Mariana Carneiro – autora da reportagem –  começa o seu texto com estas palavras: “Uma a cada cinco prisões em flagrante por furto, em Goiânia, nos dias úteis de julho a 26 de outubro deste ano, foi por furto famélico, quando a pessoa comete o delito para se alimentar”.

A jornalista, de um lado, relata que Gilles Gomes, advogado criminalista, “durante inspeções em presídios já conheceu pessoas que estavam presas por terem cometidos furtos famélicos”; de outro lado, relata que “desde 2004, existe um entendimento do Supremo Tribunal Federal (STF) de que casos com esse perfil devem ser arquivados, segundo o princípio da insignificância, casos em que o valor do furto é tão irrisório que não causa prejuízo à vítima do crime. Entretanto, a norma não é obrigatória”.

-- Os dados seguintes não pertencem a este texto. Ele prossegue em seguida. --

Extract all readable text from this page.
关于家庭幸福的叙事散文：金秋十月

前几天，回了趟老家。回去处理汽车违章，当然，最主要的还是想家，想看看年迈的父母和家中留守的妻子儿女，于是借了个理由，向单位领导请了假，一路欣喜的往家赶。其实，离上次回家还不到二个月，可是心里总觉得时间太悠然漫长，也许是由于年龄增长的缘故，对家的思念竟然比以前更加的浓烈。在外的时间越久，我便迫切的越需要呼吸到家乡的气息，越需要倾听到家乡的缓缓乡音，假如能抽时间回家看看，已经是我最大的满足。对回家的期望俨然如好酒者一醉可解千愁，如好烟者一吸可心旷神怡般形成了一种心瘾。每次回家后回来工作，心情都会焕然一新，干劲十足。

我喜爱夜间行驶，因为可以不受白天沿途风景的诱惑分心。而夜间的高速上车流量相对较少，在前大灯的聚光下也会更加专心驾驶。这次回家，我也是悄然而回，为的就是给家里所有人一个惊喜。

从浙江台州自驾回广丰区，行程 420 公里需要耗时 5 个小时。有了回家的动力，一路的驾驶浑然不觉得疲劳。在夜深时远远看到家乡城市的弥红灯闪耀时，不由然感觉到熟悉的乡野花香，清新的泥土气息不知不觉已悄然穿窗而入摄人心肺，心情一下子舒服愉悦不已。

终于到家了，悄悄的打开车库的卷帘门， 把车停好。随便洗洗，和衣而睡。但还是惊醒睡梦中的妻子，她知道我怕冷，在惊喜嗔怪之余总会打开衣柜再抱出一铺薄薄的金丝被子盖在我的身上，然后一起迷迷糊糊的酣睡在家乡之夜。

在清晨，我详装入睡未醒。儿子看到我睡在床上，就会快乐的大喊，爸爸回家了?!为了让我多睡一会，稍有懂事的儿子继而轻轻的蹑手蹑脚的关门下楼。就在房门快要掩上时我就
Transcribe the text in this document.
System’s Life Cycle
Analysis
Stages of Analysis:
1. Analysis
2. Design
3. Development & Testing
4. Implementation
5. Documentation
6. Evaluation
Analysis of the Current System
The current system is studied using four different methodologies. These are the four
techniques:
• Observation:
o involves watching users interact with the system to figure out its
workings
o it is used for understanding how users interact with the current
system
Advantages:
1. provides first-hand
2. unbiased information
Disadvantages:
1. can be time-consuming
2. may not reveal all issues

Na reportagem, Leonardo Stutz, defensor público da área criminal, afirma que “a situação reflete o cenário de pobreza estrema que muitos brasileiros enfrentam”: situação que – acrescento eu – é fruto de um sistema hipócrita e perverso, estruturalmente antiético (ou seja, desumano) que é o sistema capitalista ultraneoliberal.

Mesmo reconhecendo a gravidade da situação, a respeito dos chamados “furtos famélicos”, os juízes – com poucas exceções – não estão preocupados em salvaguardar o direito à alimentação das pessoas que se encontram em extrema necessidade. A preocupação deles é que o “furto” não cause prejuízo à vítima do “crime”.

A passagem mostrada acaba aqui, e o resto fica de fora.